It is quite a well known fact that: $\int_0^{+\infty} \frac{\sin x}{x} \, dx = \frac{\pi}{2}$ also the value of related series is very similiar: $\sum_{n = 1}^{+\infty} \frac{\sin n}{n} = \frac{\pi - 1}{2}$ Combining these two identities and using ${\rm sinc}$ function we get: $\int_{-\infty}^{+\infty} {\rm sinc}\, x \, dx = \sum_{n = -\infty}^{+\infty} {\rm sinc}\, n = \pi$ What is more interesting is the fact that the equality: $\int_{-\infty}^{+\infty} {\rm sinc}^k\, x \, dx = \sum_{n = -\infty}^{+\infty} {\rm sinc}^k\, n$ holds for $k = 1,2,\ldots, 6$. There are some other nice identities with ${\rm sinc}$ where sum equals integral but moving on to other functions we have e.g.: $\sum_{n = -\infty}^{+\infty} \binom{\alpha}{n} e^{int} = \int_{-\infty}^{+\infty} \binom{\alpha}{n} e^{itx} \, dx = (1+e^{it})^\alpha, \; \alpha >-1$which is due to Pollard & Shisha.

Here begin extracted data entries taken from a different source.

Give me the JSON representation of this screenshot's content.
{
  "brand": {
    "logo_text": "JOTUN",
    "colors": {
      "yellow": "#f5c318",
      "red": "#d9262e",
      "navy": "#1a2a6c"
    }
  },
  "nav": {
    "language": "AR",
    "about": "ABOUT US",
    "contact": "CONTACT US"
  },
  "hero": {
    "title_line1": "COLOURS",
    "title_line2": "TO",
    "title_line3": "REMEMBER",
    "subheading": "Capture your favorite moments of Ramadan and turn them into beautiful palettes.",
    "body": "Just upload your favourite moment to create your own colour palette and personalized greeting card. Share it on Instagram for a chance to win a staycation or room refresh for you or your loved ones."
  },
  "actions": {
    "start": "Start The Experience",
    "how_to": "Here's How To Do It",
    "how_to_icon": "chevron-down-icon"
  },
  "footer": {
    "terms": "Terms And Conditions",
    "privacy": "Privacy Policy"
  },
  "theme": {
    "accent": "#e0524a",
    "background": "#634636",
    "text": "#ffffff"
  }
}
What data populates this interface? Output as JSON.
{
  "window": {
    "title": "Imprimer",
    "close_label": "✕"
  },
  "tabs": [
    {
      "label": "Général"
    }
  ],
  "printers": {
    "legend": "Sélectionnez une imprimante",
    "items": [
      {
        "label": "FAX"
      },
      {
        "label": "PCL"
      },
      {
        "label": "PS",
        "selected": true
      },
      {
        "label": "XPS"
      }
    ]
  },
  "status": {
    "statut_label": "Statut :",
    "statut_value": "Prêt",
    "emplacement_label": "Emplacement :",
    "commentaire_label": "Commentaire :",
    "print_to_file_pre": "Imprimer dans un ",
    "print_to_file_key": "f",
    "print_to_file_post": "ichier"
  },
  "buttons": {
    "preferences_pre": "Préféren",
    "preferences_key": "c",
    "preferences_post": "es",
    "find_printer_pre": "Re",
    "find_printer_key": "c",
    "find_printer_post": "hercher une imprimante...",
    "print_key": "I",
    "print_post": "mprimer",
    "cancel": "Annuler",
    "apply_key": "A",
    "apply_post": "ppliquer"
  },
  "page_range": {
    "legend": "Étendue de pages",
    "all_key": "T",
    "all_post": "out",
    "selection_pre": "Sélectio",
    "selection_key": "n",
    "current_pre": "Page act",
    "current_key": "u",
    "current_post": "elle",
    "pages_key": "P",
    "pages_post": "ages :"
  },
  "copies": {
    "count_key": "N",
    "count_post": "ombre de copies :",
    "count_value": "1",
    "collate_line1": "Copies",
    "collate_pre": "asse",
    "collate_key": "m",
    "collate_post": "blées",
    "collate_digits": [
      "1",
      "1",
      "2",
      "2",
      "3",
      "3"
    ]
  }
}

And finally the identity which is related to the famous Sophomore's Dream: $\int_0^1 \frac{dx}{x^x} = \sum_{n = 1}^{+\infty} \frac{1}{n^n}$ Unfortunately in this case the summation range is not even close to the interval of integration.
Do you know any other interesting identities which show that "sum = integral"?